I thought about that for a second, then laughed. “Their mission statement is to and contact with bios in general, but I think maybe they were planning on doing it on their schedule. Like when you give your employer two weeks notice and they say ‘no, that's okay. Leave now.’”
“Yep. And several systems have kludged together temporary comms stations, then immediately gone and taken down the originals until they can clean them out. Bandwidth suffers, of course, but for Starfleet it drops to a big zero. As the number of available routes shrinks, we’re able to come closer to pinpointing Starfleet’s center of operations.”
“They have an actual center?”
“Well, they're pretty distributed, but the individual subgroups aren’t very effective once they've been cut off from the collective. Most of Starfleet activity does appear to be coming from comm nodes in the direction of the Perseus transit, which jives with my original estimate.”
“But they’ll rebuild their comms stations, as well. Eventually, we’ll end up with two independent but overlapping networks.”
“If they don't have a physical presence, they won't be able to,” Garfield argued. “How are they going to rebuild? No one's going to rent printer time to them. They’d have to fly someone in and then trust that whatever they build won't get shot out of the sky.”
He had a point. “Yeah. I don't think there will be a lot of tolerance for Starfleet equipment.”
Garfield nodded. “And assuming we are reduced to physical violence, we can expect a lot of hit-and-run. One thing we Bobs proved is that you can't maintain physical border security in interstellar space. Notwithstanding the Battle of Sol. Which only worked out because we knew the Others were coming.”
“That may not be viable in the long term, Gar. Imagine years and years of a running guerrilla war. We may have to clean house.”
7. The Battle of New Home
Claude
July 2334
New Home Colony
I examined the battle status graphic, searching for weaknesses. Commander Hobart stood at parade rest with that peculiar ability of the military to just go into metal hibernation when waiting. I found it ironic that he did a better impression of a machine that I would ever manage. I could leave my Manny parked under AMI control, but that would be cheating.

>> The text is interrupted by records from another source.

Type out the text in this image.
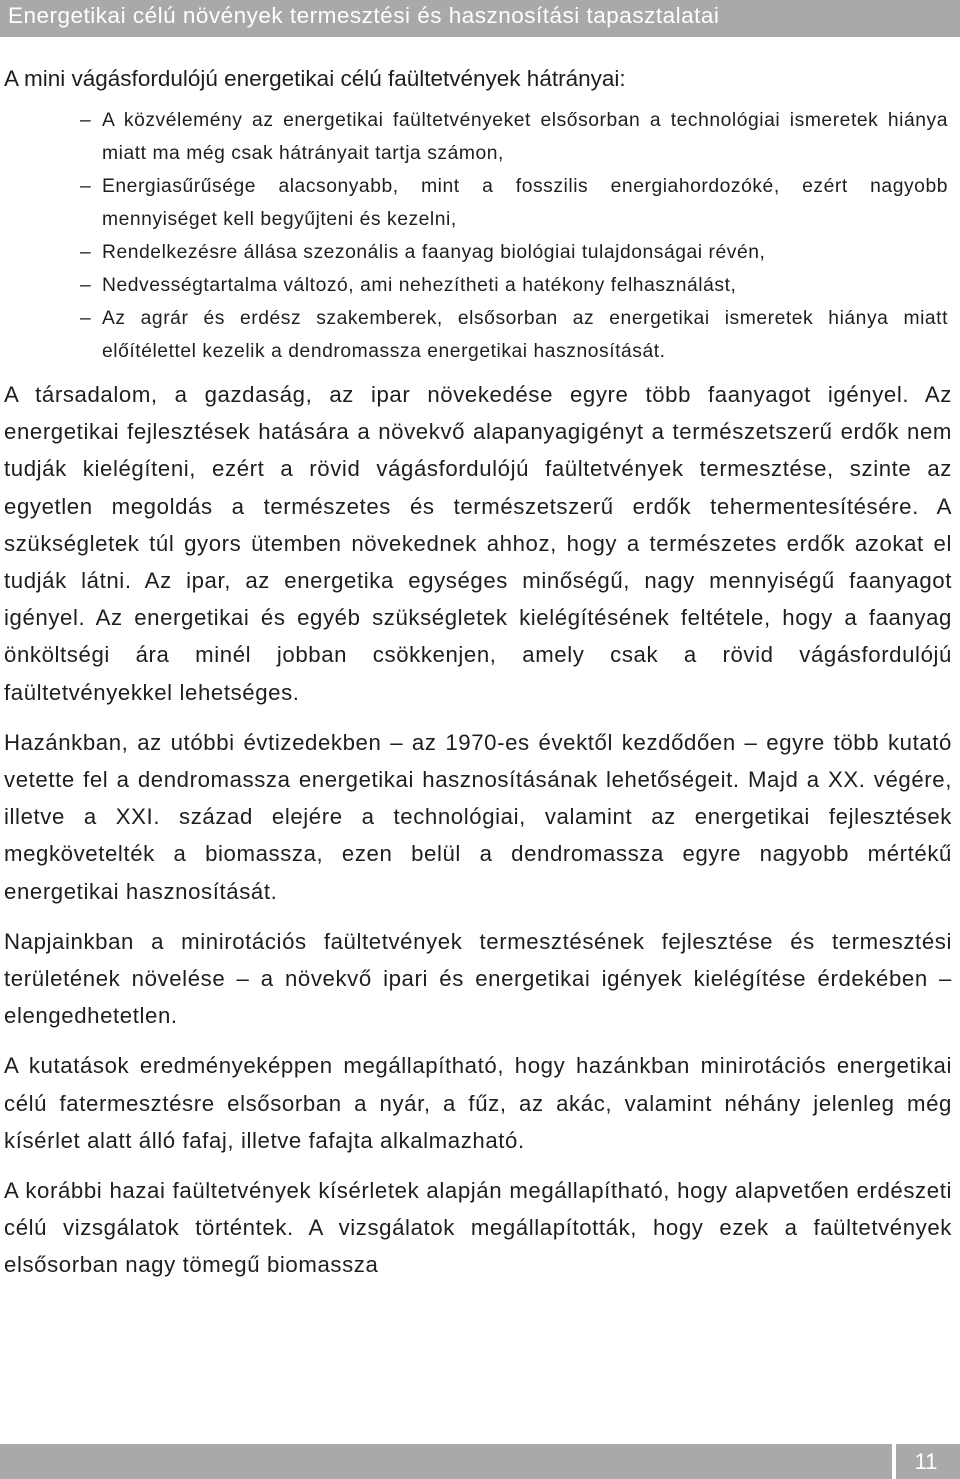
Energetikai célú növények termesztési és hasznosítási tapasztalatai
A mini vágásfordulójú energetikai célú faültetvények hátrányai:
– A közvélemény az energetikai faültetvényeket elsősorban a technológiai ismeretek hiánya miatt ma még csak hátrányait tartja számon,
– Energiasűrűsége alacsonyabb, mint a fosszilis energiahordozóké, ezért nagyobb mennyiséget kell begyűjteni és kezelni,
– Rendelkezésre állása szezonális a faanyag biológiai tulajdonságai révén,
– Nedvességtartalma változó, ami nehezítheti a hatékony felhasználást,
– Az agrár és erdész szakemberek, elsősorban az energetikai ismeretek hiánya miatt előítélettel kezelik a dendromassza energetikai hasznosítását.

A társadalom, a gazdaság, az ipar növekedése egyre több faanyagot igényel. Az energetikai fejlesztések hatására a növekvő alapanyagigényt a természetszerű erdők nem tudják kielégíteni, ezért a rövid vágásfordulójú faültetvények termesztése, szinte az egyetlen megoldás a természetes és természetszerű erdők tehermentesítésére. A szükségletek túl gyors ütemben növekednek ahhoz, hogy a természetes erdők azokat el tudják látni. Az ipar, az energetika egységes minőségű, nagy mennyiségű faanyagot igényel. Az energetikai és egyéb szükségletek kielégítésének feltétele, hogy a faanyag önköltségi ára minél jobban csökkenjen, amely csak a rövid vágásfordulójú faültetvényekkel lehetséges.

Hazánkban, az utóbbi évtizedekben – az 1970-es évektől kezdődően – egyre több kutató vetette fel a dendromassza energetikai hasznosításának lehetőségeit. Majd a XX. végére, illetve a XXI. század elejére a technológiai, valamint az energetikai fejlesztések megkövetelték a biomassza, ezen belül a dendromassza egyre nagyobb mértékű energetikai hasznosítását.

Napjainkban a minirotációs faültetvények termesztésének fejlesztése és termesztési területének növelése – a növekvő ipari és energetikai igények kielégítése érdekében – elengedhetetlen.

A kutatások eredményeképpen megállapítható, hogy hazánkban minirotációs energetikai célú fatermesztésre elsősorban a nyár, a fűz, az akác, valamint néhány jelenleg még kísérlet alatt álló fafaj, illetve fafajta alkalmazható.

A korábbi hazai faültetvények kísérletek alapján megállapítható, hogy alapvetően erdészeti célú vizsgálatok történtek. A vizsgálatok megállapították, hogy ezek a faültetvények elsősorban nagy tömegű biomassza

11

“I think were covered, commander.” I shifted to face him, and he came to life.
“Then we’re ready to go.” Hobart touched the emblem on his chest. “Miller. Commence operation.”
I suppressed a snicker. Apparently without any irony, the New Home military had adopted a comm system very similar to TNG. I’d questioned Hobart about it, without being obvious - I hope - and he displayed no knowledge of the existence of Star Trek, let alone of the blatant borrowing. No double chirp though, that would've been too much.